Y en lucha se convirtieron cada uno de los momentos en que estaba con él, dictara o no dictara una orden. Callaba, sí, pero no me dejaba vencer, porque mi resistencia consistía precisamente en no aceptar nunca lo que la orden decretara, aun si algunas veces hubiera coincidido con mis deseos.

Pero aquella noche apenas podía evocar el odio que me provocaron sus arrebatos, su ira, su afán justiciero que se había cebado en mí desde que yo tenía uso de razón.

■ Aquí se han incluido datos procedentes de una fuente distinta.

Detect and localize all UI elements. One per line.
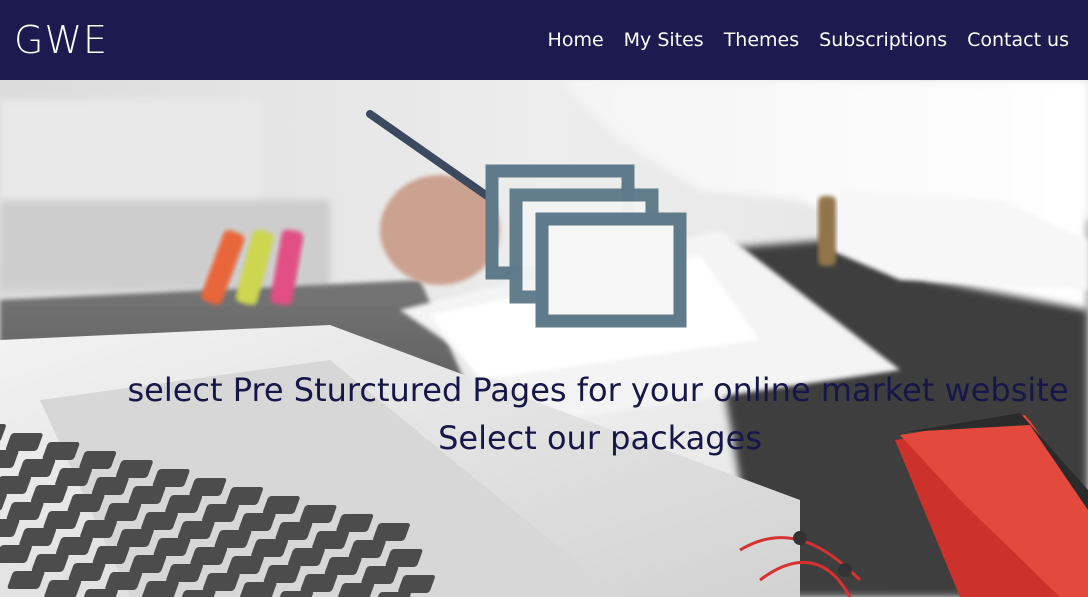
page: GWE Home My Sites Themes Subscriptions C… <box>0 0 1088 597</box>
nav-link-my-sites[interactable]: My Sites <box>624 28 704 52</box>
nav-link-contact-us[interactable]: Contact us <box>967 28 1069 52</box>
hero-section: select Pre Sturctured Pages for your onl… <box>0 80 1088 597</box>
hero-background-image <box>0 80 1088 597</box>
brand-logo[interactable]: GWE <box>14 18 108 62</box>
nav-link-home[interactable]: Home <box>548 28 604 52</box>
navbar: GWE Home My Sites Themes Subscriptions C… <box>0 0 1088 80</box>
nav-menu: Home My Sites Themes Subscriptions Conta… <box>548 28 1069 52</box>
nav-link-subscriptions[interactable]: Subscriptions <box>819 28 947 52</box>
hero-subtitle[interactable]: Select our packages <box>0 418 1088 458</box>
hero-tagline: select Pre Sturctured Pages for your onl… <box>127 371 1069 409</box>
nav-link-themes[interactable]: Themes <box>724 28 799 52</box>
pages-stack-icon <box>485 164 687 328</box>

Ni podía recordar cuánto resentimiento me había inculcado frente a todos los hombres por el mero hecho de serlo él, y hasta qué punto había fomentado el odio irracional en respuesta a los olvidos de mis primeros amores. ¡Oh!, ¡cómo se deleitaba en ofrecerme constantes dosis de amargura frente a ellos, frente a mis propias limitaciones, frente al mundo en su totalidad!

No, no había sido una vida de amor la nuestra, era cierto, pero aun así, ¿cómo había podido ser yo tan indiferente a aquella piltrafa humana, que vivía sin poder defenderse de mi indiferencia, y que no tenía más que el brillo de los ojosi para suplicar tal vez un poco de compasión? No sabemos que amamos hasta que desaparece el ser amado.